My negativity began to bear its fangs.  It went something like this.  What the hell am I doing here? How am I supposed to last nine classes here, much less nine months? I am so out of my element. There is not a single day that passes where I don't make a complete fool of myself. Whether it's speaking the language, figuring out how to open the door on the bus when I need to get off, walking down the street without tripping on a cobblestone, trying to eat like a European, or even opening a normal door, I am bound to reveal that I'm foreign.  Even the most basic activities here are different, and I have never been so self conscious in my life.  And now I'm a failed English teacher. Oh, and I'm dying of the French Plague, cough cough.

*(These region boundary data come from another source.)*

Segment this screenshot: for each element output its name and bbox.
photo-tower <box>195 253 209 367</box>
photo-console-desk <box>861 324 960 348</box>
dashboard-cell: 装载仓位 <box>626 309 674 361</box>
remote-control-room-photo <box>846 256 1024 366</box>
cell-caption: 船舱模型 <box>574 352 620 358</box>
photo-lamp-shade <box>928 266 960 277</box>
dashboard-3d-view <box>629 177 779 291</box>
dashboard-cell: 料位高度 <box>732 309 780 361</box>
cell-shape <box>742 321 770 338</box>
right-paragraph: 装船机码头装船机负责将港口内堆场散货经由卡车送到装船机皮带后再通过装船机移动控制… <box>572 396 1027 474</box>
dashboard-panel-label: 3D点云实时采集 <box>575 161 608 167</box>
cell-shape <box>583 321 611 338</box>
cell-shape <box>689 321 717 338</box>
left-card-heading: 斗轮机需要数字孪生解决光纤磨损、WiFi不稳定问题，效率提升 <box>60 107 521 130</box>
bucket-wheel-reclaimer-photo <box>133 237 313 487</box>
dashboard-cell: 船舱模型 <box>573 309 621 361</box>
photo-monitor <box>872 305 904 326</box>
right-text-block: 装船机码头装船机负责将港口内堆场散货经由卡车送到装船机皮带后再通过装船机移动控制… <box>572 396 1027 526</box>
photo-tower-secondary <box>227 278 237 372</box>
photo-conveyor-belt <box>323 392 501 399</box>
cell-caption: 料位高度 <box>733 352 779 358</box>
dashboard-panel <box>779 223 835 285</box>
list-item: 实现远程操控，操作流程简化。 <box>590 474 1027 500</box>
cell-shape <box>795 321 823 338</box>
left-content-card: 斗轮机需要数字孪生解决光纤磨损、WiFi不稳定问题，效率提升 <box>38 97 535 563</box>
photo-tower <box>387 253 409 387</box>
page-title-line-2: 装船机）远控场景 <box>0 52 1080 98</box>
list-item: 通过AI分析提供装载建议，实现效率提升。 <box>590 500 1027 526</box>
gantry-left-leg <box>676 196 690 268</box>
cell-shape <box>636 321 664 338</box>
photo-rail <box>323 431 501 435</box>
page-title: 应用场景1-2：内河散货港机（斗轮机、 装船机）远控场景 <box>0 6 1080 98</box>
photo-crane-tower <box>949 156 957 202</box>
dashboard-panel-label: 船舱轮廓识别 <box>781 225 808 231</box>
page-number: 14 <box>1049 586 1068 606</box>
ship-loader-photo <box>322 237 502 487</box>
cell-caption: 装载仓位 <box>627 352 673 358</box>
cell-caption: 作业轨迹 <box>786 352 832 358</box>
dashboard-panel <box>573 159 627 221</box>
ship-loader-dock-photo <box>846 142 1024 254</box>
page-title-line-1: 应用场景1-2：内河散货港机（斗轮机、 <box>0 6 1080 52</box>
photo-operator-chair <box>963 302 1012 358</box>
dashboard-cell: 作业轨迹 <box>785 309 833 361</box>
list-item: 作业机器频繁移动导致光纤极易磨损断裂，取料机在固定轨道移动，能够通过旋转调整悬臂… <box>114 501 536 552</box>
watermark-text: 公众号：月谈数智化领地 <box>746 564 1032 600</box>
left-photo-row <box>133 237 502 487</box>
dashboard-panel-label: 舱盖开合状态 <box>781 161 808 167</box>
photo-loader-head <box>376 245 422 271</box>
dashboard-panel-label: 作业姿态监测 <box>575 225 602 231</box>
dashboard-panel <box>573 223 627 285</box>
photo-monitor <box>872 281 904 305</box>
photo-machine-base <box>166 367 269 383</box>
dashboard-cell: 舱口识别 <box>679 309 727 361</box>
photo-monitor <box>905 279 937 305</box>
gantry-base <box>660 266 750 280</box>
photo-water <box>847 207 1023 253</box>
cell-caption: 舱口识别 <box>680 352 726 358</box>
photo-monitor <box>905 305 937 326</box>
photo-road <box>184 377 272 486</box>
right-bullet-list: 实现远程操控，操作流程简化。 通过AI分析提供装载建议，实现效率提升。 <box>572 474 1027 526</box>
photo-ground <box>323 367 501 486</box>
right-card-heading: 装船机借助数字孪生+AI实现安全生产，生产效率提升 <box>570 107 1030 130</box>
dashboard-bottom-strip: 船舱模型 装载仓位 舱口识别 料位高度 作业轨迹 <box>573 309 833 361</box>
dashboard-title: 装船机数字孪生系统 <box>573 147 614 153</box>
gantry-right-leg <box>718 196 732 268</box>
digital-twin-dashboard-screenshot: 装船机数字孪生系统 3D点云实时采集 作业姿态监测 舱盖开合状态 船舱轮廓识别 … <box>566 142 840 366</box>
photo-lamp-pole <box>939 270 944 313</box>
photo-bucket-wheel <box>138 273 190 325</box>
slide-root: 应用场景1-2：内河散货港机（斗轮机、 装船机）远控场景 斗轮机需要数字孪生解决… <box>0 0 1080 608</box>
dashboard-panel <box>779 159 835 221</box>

As it turns out, my Australian friend Elli had an equally disastrous first day of class, and had also been chewed out by an instructor.  She was handling it much better that me.  It rolled right off her back.  Her rationale? "The schools didn't hire me, the French government did.  They knew fully well I had never taught before, and they still hired me. These are MY English classes, and I will conduct them as I see fit.  I'm not going to lose sleep over what they said, and neither should you."  She went on to tell me she was sincerely worried about me, and that I would probably suffer an anxiety attack if I continued to harbor such high expectations.

I did not enjoy hearing her say she doubted my ability to survive here for nine months, and a surge of rebellion filled my chest.  She's right, I wouldn't let a situation like this rattle me in the States, so why here in France?  Being here has been my dream since I was 12 years old. Now I'm finally here, and I'll be damned if I will allow anyone to ruin this for me.  Look what I've accomplished! I've found a place to live with a wonderful family, and am leaving this awful foyer. I've opened a bank account, started a cell phone plan, and filled out scores of paperwork... all in French. I've figured out the layout of Metz, where the best shopping is, and how to pick up essentials.  I've managed to accomplish all this while battling the worst flu I've ever had.  Thanks to the illness, I've learned scores about French drug vocabulary as well, having frequented several pharmacies. In a few weeks, I've managed to carve out an existence here in Metz, which is something to be proud of.

Today was my first day of teaching, but it seems the most important lesson today was mine to learn.


  1. Dang, that's really rough. But you can do it! You've got tons more of experience and training than a lot of other people here, and your friend was right -- you were hired based on who YOU are and what YOU have to offer. Good luck. :)

  2. awww... my first day was pretty hideous too! i did all the planning, i even borrowed their cahiers from last year to make sure i wasn't repeating stuff! then i discovered that they had pretty much forgotten everything, so i might as well start from the beginning! i have the same problem with them repeating the questions rather than answering them! and their how old are yous actually sound like "ow ol are uuu"! on top of all this, people keep committing suicide on the train tracks between the town i live in and the town i teach in, causing me to be late or miss classes completely! i think my inspector academique hates me!!!!! c'est pas ma faulte!
    it'll get better, bonne courage!